A new Omicron vaccine or just another third or fourth booster? That debate has raged on all week, but broadly speaking risk sentiment improved. U.S. value stocks ended the week up 3.3-3.8%, with European counterparts up some 2.5-3.4%, just as the VIX and V2X sharply declined. The move in crude oil was more extreme and up 7-8%, which added a strong tailwind to markets. However, it is never uniform. China cut its RRR rate for a third time by 50 bps this year, while hiking its FX RRR by 200 bps to 9%. The latter is aimed at reducing USD within the onshore banking system. The first takeaway is the PBoC discomfort with the pace of RMB appreciation. The second implication is that the absolute level of 6.35 is proving more of a psychological level than previously thought.
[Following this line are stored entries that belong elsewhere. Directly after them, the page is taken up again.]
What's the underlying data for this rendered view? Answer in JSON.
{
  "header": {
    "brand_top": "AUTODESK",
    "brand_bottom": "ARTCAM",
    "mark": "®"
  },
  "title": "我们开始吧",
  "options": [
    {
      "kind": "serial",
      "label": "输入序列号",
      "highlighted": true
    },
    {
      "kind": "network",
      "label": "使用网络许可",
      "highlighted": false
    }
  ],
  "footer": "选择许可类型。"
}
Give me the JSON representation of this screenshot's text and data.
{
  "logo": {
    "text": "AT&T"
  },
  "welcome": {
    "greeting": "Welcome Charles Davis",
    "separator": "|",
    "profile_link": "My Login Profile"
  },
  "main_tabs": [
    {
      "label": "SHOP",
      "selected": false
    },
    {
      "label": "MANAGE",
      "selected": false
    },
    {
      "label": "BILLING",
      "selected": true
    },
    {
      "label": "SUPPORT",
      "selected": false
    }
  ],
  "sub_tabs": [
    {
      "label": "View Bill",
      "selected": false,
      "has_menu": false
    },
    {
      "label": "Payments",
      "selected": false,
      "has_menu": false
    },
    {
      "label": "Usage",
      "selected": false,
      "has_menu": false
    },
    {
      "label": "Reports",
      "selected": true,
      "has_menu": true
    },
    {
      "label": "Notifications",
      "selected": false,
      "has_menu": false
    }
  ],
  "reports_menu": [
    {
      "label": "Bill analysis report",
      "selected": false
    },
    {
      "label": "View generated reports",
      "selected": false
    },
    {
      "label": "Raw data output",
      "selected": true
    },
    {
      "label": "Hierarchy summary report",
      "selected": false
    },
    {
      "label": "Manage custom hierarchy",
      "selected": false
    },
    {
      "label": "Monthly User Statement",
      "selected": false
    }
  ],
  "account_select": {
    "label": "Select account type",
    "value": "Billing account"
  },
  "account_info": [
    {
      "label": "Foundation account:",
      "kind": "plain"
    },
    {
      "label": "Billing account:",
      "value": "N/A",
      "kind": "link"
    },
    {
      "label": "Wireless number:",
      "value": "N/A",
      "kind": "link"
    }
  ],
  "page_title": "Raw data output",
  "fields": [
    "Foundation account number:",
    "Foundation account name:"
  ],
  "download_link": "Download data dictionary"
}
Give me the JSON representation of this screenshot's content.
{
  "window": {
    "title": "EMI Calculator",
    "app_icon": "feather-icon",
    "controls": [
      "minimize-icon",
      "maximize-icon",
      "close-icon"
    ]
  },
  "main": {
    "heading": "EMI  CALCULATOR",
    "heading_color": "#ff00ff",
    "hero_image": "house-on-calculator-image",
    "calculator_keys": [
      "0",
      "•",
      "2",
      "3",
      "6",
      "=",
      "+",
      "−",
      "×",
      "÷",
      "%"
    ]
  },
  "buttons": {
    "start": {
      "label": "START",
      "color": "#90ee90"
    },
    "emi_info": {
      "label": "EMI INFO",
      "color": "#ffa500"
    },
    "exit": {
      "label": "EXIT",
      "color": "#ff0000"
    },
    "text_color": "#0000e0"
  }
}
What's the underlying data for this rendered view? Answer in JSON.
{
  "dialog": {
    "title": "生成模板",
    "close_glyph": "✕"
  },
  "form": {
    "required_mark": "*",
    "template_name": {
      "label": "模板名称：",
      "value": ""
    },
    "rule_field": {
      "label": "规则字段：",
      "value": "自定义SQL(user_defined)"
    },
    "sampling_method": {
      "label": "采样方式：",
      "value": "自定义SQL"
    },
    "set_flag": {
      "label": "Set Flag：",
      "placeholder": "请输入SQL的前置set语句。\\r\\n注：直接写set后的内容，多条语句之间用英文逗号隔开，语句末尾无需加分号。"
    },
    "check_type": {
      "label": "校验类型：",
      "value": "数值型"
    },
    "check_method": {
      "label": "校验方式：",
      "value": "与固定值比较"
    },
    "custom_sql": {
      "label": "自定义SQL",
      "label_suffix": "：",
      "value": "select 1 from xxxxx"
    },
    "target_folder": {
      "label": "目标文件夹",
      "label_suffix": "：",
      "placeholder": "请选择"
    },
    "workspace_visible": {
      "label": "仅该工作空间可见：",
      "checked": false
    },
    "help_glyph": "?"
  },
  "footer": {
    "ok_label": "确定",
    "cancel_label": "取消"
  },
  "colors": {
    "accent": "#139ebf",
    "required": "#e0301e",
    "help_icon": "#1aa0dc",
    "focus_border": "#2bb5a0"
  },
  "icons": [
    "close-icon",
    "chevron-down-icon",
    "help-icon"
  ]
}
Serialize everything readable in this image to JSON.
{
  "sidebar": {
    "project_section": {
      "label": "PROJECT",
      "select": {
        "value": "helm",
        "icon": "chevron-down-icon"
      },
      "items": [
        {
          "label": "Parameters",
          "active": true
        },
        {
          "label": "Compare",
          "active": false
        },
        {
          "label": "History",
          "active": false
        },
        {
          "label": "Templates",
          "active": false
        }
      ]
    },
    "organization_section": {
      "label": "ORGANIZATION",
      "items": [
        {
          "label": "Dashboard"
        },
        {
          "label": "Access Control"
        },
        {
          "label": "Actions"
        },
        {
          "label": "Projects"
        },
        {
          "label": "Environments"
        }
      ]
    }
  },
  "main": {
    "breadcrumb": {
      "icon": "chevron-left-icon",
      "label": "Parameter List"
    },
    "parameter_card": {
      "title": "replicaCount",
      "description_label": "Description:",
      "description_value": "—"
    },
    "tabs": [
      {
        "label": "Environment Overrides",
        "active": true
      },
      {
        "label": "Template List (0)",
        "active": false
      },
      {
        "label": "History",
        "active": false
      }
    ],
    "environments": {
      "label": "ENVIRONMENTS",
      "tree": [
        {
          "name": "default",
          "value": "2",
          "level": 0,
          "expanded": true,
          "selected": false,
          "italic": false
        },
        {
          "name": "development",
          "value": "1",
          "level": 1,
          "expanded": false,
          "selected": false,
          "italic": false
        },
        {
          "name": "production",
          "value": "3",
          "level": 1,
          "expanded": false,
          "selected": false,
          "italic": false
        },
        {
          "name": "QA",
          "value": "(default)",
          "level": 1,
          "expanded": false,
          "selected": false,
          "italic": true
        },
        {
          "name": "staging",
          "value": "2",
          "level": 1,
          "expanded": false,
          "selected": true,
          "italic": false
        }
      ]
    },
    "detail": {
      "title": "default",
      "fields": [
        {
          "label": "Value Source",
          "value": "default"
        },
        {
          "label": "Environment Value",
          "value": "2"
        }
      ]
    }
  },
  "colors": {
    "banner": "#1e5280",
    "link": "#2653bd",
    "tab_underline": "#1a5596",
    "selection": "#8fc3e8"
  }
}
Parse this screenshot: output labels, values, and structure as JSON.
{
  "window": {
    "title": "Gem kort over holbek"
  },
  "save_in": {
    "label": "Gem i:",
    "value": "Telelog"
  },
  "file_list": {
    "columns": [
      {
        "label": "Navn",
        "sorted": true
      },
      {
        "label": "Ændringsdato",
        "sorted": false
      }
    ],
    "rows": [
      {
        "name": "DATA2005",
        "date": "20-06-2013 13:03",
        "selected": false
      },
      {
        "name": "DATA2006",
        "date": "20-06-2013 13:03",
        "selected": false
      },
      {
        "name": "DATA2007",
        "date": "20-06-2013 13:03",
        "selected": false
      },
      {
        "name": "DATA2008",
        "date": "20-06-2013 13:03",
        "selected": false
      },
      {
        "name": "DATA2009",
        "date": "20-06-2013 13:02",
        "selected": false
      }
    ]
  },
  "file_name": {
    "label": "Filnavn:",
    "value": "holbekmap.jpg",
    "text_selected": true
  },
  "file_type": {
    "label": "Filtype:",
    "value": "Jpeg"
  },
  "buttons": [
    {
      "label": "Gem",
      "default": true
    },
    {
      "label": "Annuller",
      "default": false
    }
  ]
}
We have also seen PPI top expectations at 12.9%, while CPI moderated to 2.3%, which was the lowest level since August 2020. On the flip-side, U.S. CPI rose at its fastest pace since 1982 and inflation readings across CEE and LATAM continue to rise. Two notable candidates stand out: Russia’s inflation target is 4% but the latest print was 8.4% (core is 8.7%). Mexico’s target is 2-4% with a recent reading of 7.7% and core inflation of 5.8%. In response to higher inflation we have already seen Hungary, Ukraine and Peru hike rates over the past week, but Brazil’s 150 bps was its boldest hike yet. Brazil’s Copom also guided another hike of a similar magnitude at the next meeting as well. The extent of rate hikes weighing on growth is a natural follow-up, which we have already begun to see in the case of Brazil as the country entered a technical recession. Meanwhile, geopolitical risk is appearing to thaw between the U.S. and Russia, along with Ukraine and Russia. In addition to the Biden/Putin Summit, the U.S. engaged in further talks with key NATO allies and began to dissect Putin’s draft security agreement. Other events in EM saw both Evergrande and Kaisa enter technical default, with the latter rumored to offer a restructuring proposal as soon as next week. Finally, consternation around whether Australia, Canada and the UK will join the U.S. in boycotting the Winter Olympics in Beijing remain possible, albeit uncertain. Then tighter restrictions in Germany, Austria, Italy and the UK came into force, just as France is faced with the highest number of COVID cases in Europe and considers a fourth vaccine booster.

EM Credit Update

Emerging market sovereign credit ended the week up 0.5%. With IG +0.1% and HY +1.0%, as IG spreads rallied 18 bps and HY was some 30 bps tighter, as U.S. Treasuries widened 10-18 bps. Argentina, Ivory Coast and Jordan outperformed, while Sri Lanka, Tunisia and Slovakia lagged.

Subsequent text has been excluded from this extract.